AGL spells out positives of Origin merger

A MERGER between AGL Energy and Origin Energy will be a transforming opportunity that will create...

AGL spells out positives of Origin merger

AGL has made a preliminary approach about a proposed $14 billion 50:50 merger between the two gas and electricity retailers.

The merger would create Australia’s largest gas and electricity supplier.

Anthony yesterday said AGL has many customers and is short on gas reserves, while Origin is the opposite, with fewer customers but more reserves.

“We would have an improved platform from which to pursue other domestic and international development and acquisition opportunities,” Anthony told analysts in a telephone briefing.
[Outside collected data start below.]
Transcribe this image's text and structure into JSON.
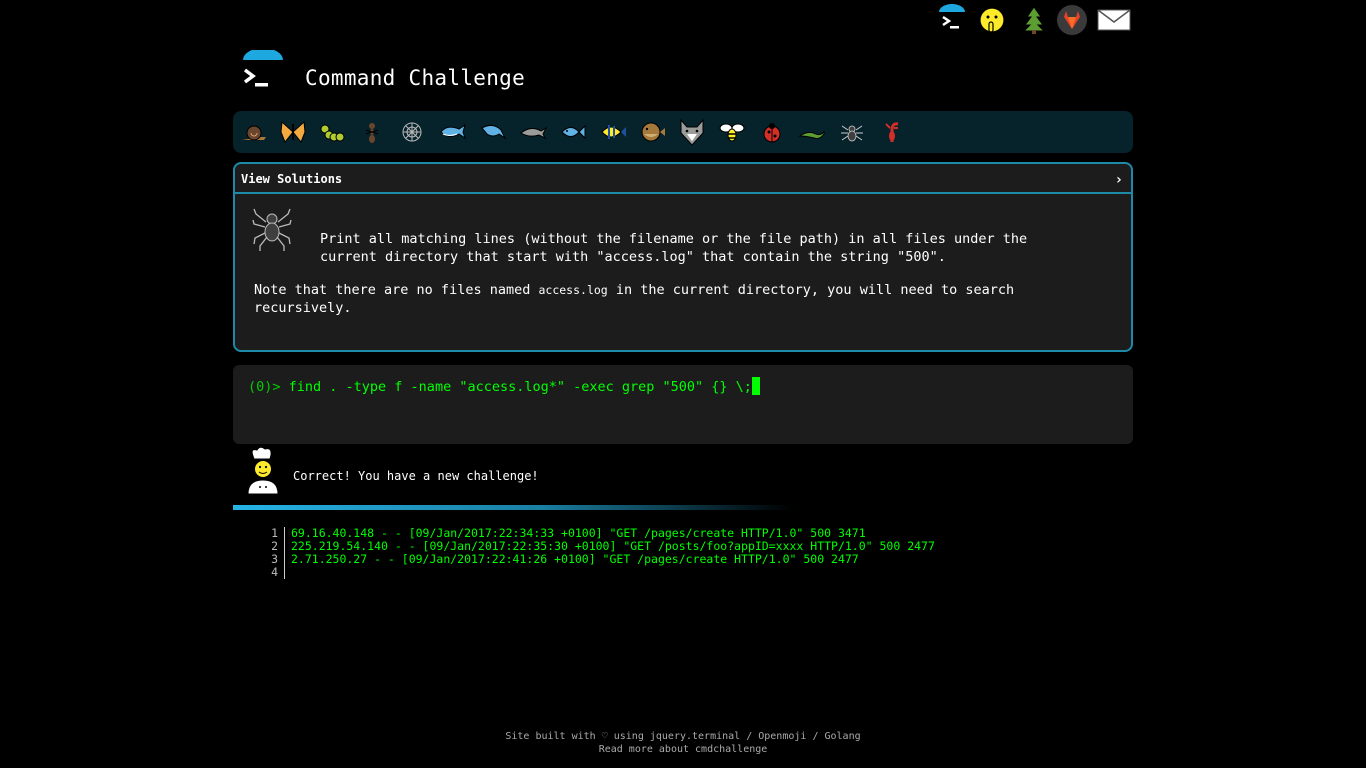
{
  "app": {
    "title": "Command Challenge"
  },
  "top_nav": {
    "items": [
      {
        "icon": "terminal-icon"
      },
      {
        "icon": "shushing-face-icon"
      },
      {
        "icon": "tree-icon"
      },
      {
        "icon": "gitlab-icon"
      },
      {
        "icon": "envelope-icon"
      }
    ]
  },
  "animals": [
    "snail",
    "butterfly",
    "caterpillar",
    "ant",
    "spider-web",
    "whale",
    "dolphin",
    "dolphin-gray",
    "fish",
    "tropical-fish",
    "blowfish",
    "wolf",
    "bee",
    "ladybug",
    "lizard",
    "spider",
    "scorpion"
  ],
  "challenge": {
    "header": "View Solutions",
    "chevron": "›",
    "description": "Print all matching lines (without the filename or the file path) in all files under the current directory that start with \"access.log\" that contain the string \"500\".",
    "note_before": "Note that there are no files named ",
    "note_code": "access.log",
    "note_after": " in the current directory, you will need to search recursively."
  },
  "terminal": {
    "prompt": "(0)> ",
    "command": "find . -type f -name \"access.log*\" -exec grep \"500\" {} \\;"
  },
  "feedback": {
    "message": "Correct! You have a new challenge!"
  },
  "output": {
    "lines": [
      {
        "num": "1",
        "text": "69.16.40.148 - - [09/Jan/2017:22:34:33 +0100] \"GET /pages/create HTTP/1.0\" 500 3471"
      },
      {
        "num": "2",
        "text": "225.219.54.140 - - [09/Jan/2017:22:35:30 +0100] \"GET /posts/foo?appID=xxxx HTTP/1.0\" 500 2477"
      },
      {
        "num": "3",
        "text": "2.71.250.27 - - [09/Jan/2017:22:41:26 +0100] \"GET /pages/create HTTP/1.0\" 500 2477"
      },
      {
        "num": "4",
        "text": ""
      }
    ]
  },
  "footer": {
    "line1_prefix": "Site built with ♡ using ",
    "jquery_terminal": "jquery.terminal",
    "sep1": " / ",
    "openmoji": "Openmoji",
    "sep2": " / ",
    "golang": "Golang",
    "read_more": "Read more about cmdchallenge"
  },
  "colors": {
    "accent": "#1e8aa8",
    "terminal_green": "#00ff00",
    "panel_bg": "#1c1c1c",
    "animal_bar_bg": "#06222b"
  }
}
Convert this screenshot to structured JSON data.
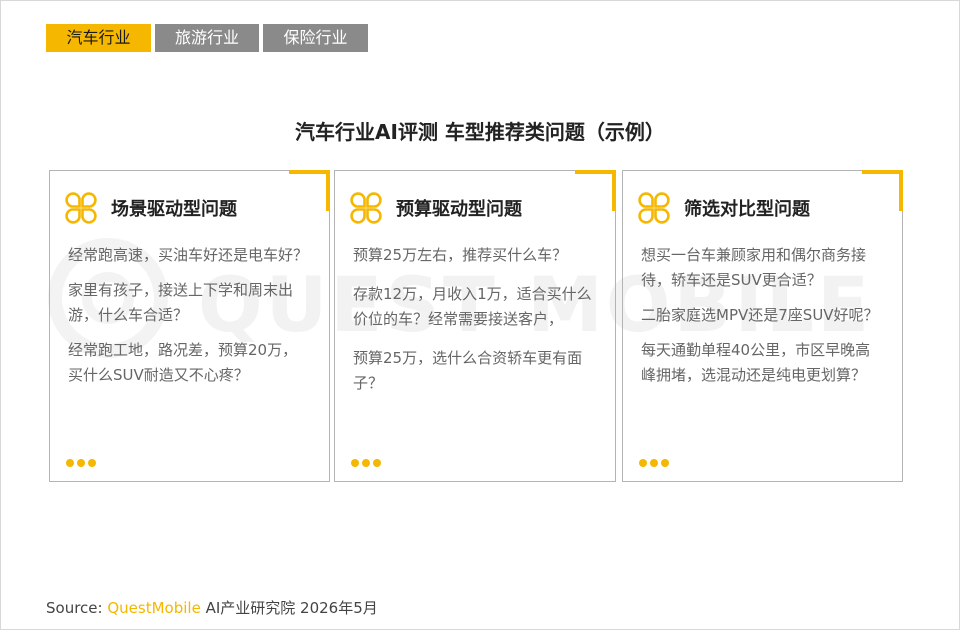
{
  "tabs": [
    {
      "label": "汽车行业",
      "active": true
    },
    {
      "label": "旅游行业",
      "active": false
    },
    {
      "label": "保险行业",
      "active": false
    }
  ],
  "watermark_text": "QUEST MOBILE",
  "title": "汽车行业AI评测  车型推荐类问题（示例）",
  "cards": [
    {
      "title": "场景驱动型问题",
      "questions": [
        "经常跑高速，买油车好还是电车好？",
        "家里有孩子，接送上下学和周末出游，什么车合适？",
        "经常跑工地，路况差，预算20万，买什么SUV耐造又不心疼？"
      ]
    },
    {
      "title": "预算驱动型问题",
      "questions": [
        "预算25万左右，推荐买什么车？",
        "存款12万，月收入1万，适合买什么价位的车？经常需要接送客户，",
        "预算25万，选什么合资轿车更有面子？"
      ]
    },
    {
      "title": "筛选对比型问题",
      "questions": [
        "想买一台车兼顾家用和偶尔商务接待，轿车还是SUV更合适？",
        "二胎家庭选MPV还是7座SUV好呢？",
        "每天通勤单程40公里，市区早晚高峰拥堵，选混动还是纯电更划算？"
      ]
    }
  ],
  "source": {
    "prefix": "Source:",
    "brand": "QuestMobile",
    "suffix": " AI产业研究院 2026年5月"
  },
  "colors": {
    "accent": "#f5b700",
    "tab_inactive": "#8a8a8a",
    "card_border": "#b4b4b4"
  },
  "icons": {
    "card_icon": "four-leaf-clover-icon",
    "more": "three-dots-icon"
  }
}
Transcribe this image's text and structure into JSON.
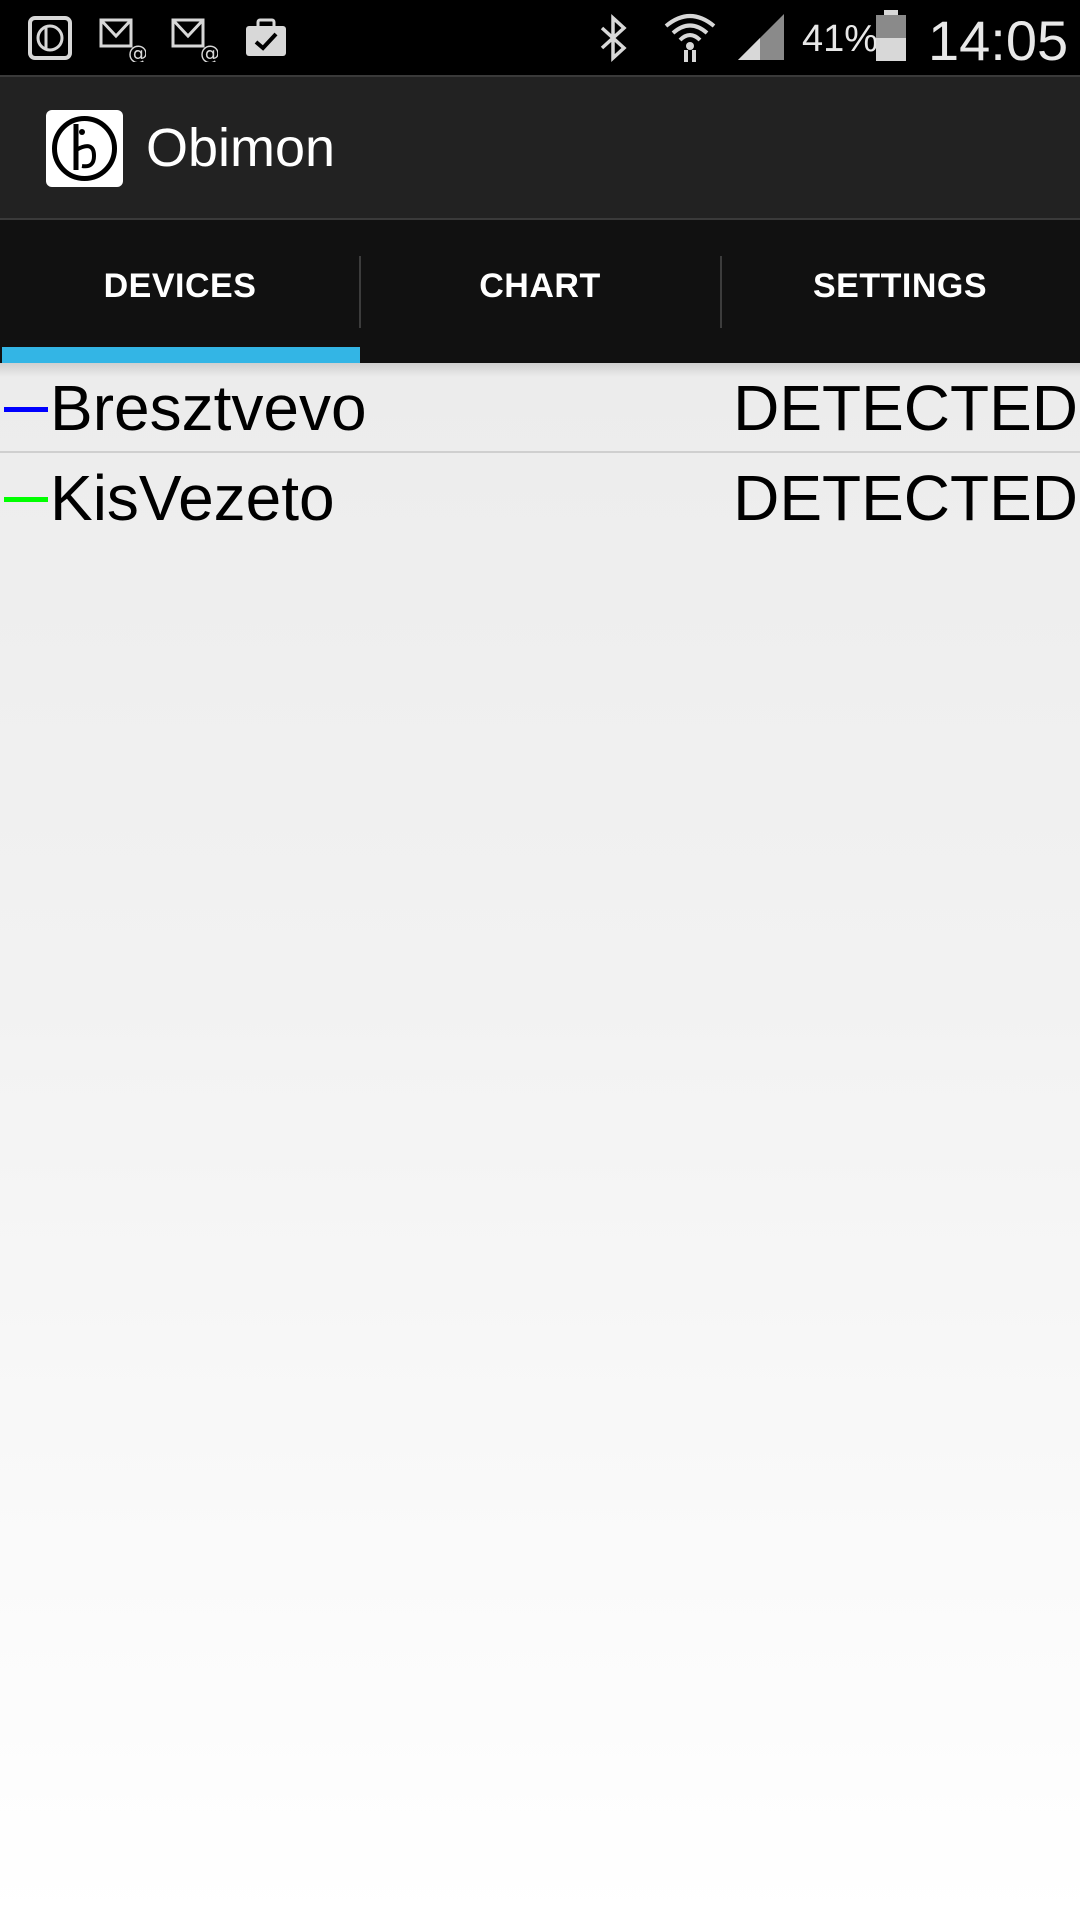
{
  "status_bar": {
    "battery_percent": "41%",
    "time": "14:05",
    "notification_icons": [
      "obimon-app-icon",
      "email-icon",
      "email-icon",
      "clipboard-check-icon"
    ],
    "system_icons": [
      "bluetooth-icon",
      "wifi-icon",
      "signal-icon",
      "battery-icon"
    ]
  },
  "action_bar": {
    "title": "Obimon",
    "logo_icon": "obimon-logo-icon"
  },
  "tabs": [
    {
      "label": "DEVICES",
      "selected": true
    },
    {
      "label": "CHART",
      "selected": false
    },
    {
      "label": "SETTINGS",
      "selected": false
    }
  ],
  "colors": {
    "tab_indicator": "#33b5e5",
    "device_1": "#0000ff",
    "device_2": "#00ff00"
  },
  "devices": [
    {
      "name": "Bresztvevo",
      "status": "DETECTED",
      "color": "#0000ff"
    },
    {
      "name": "KisVezeto",
      "status": "DETECTED",
      "color": "#00ff00"
    }
  ]
}
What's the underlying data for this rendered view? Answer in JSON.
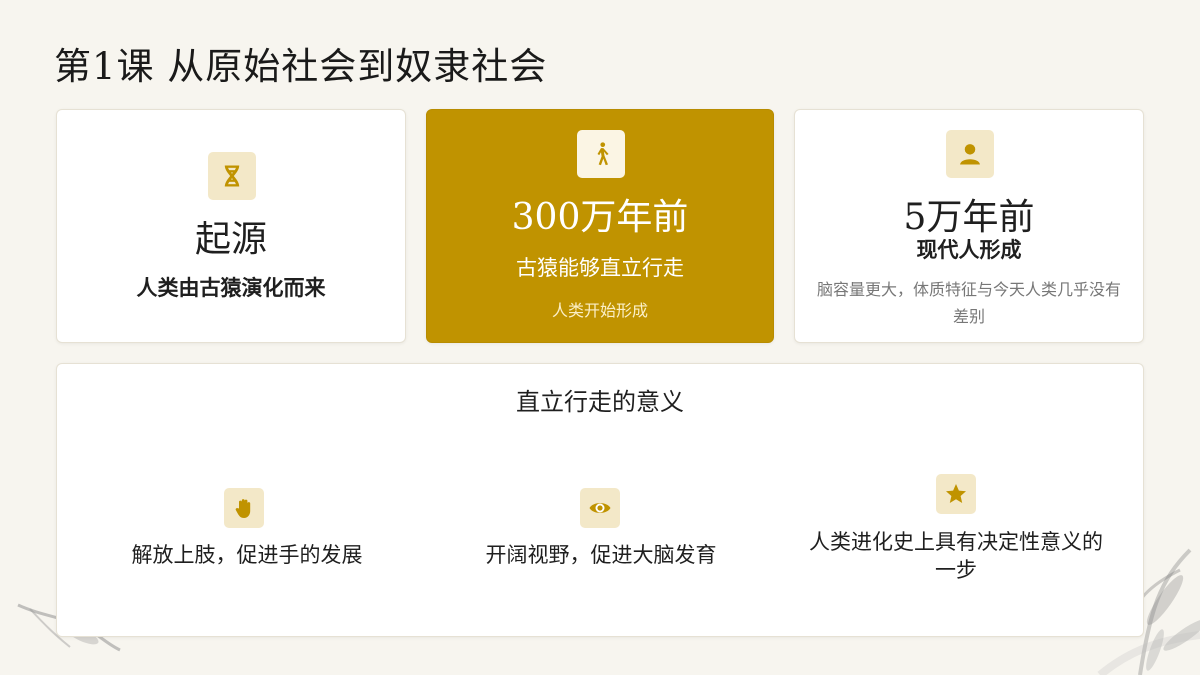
{
  "title": "第1课  从原始社会到奴隶社会",
  "cards": [
    {
      "icon": "dna-icon",
      "heading": "起源",
      "subtitle": "人类由古猿演化而来"
    },
    {
      "icon": "walking-person-icon",
      "heading": "300万年前",
      "subtitle": "古猿能够直立行走",
      "note": "人类开始形成"
    },
    {
      "icon": "person-icon",
      "heading": "5万年前",
      "subtitle": "现代人形成",
      "note": "脑容量更大，体质特征与今天人类几乎没有差别"
    }
  ],
  "significance": {
    "heading": "直立行走的意义",
    "points": [
      {
        "icon": "hand-icon",
        "text": "解放上肢，促进手的发展"
      },
      {
        "icon": "eye-icon",
        "text": "开阔视野，促进大脑发育"
      },
      {
        "icon": "star-icon",
        "text": "人类进化史上具有决定性意义的一步"
      }
    ]
  },
  "colors": {
    "accent": "#c09300",
    "icon_bg": "#f3e8c8",
    "background": "#f7f5ef"
  }
}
But the proposal has come under fire from the South Australian, Victorian and Queensland governments, which have called on the Australian Competition and Consumer Commission to have a merger banned on the grounds of market dominance.

Both companies are major players in Queensland’s coal seam methane industry, meaning a merger would give the new entity a near monopoly on the state’s gas market.

Subsequently, AGL might be forced to sell its 27.5% stake in fellow CSM-player Queensland Gas Company, and/or its half-stake in the Moranbah gas project – Australia’s largest CSM development.

If AGL decides to proceed, it will be the third time in nine months that it has made moves on an ASX-listed energy company.

Anthony told analysts AGL is considering spinning off a national energy retailer into a separately listed company to help meet the growing competition concerns.

“We are proposing a possible IPO route to maintain independence,” Anthony said.

He said AGL was yet to discuss the plan with Origin or the ACCC, who he wanted to have “a proper dialogue” with.

Origin has said it is still evaluating the proposal and has reiterated that it is yet to enter into formal discussions with AGL.

Meanwhile, the ACCC yesterday said it has begun market inquiries into Alinta’s proposed acquisition of Origin’s gas infrastructure assets.

The assets include Origin’s 17% interest in Envestra, 33.3% of the SEA Gas pipeline, its asset management business and other gas transmission and distribution assets.

Alinta has also indicated it may potentially seek to buy up to 100% of Envestra.

The ACCC said it will assess the proposed acquisition and is inviting comments from other parties in the energy and related industries.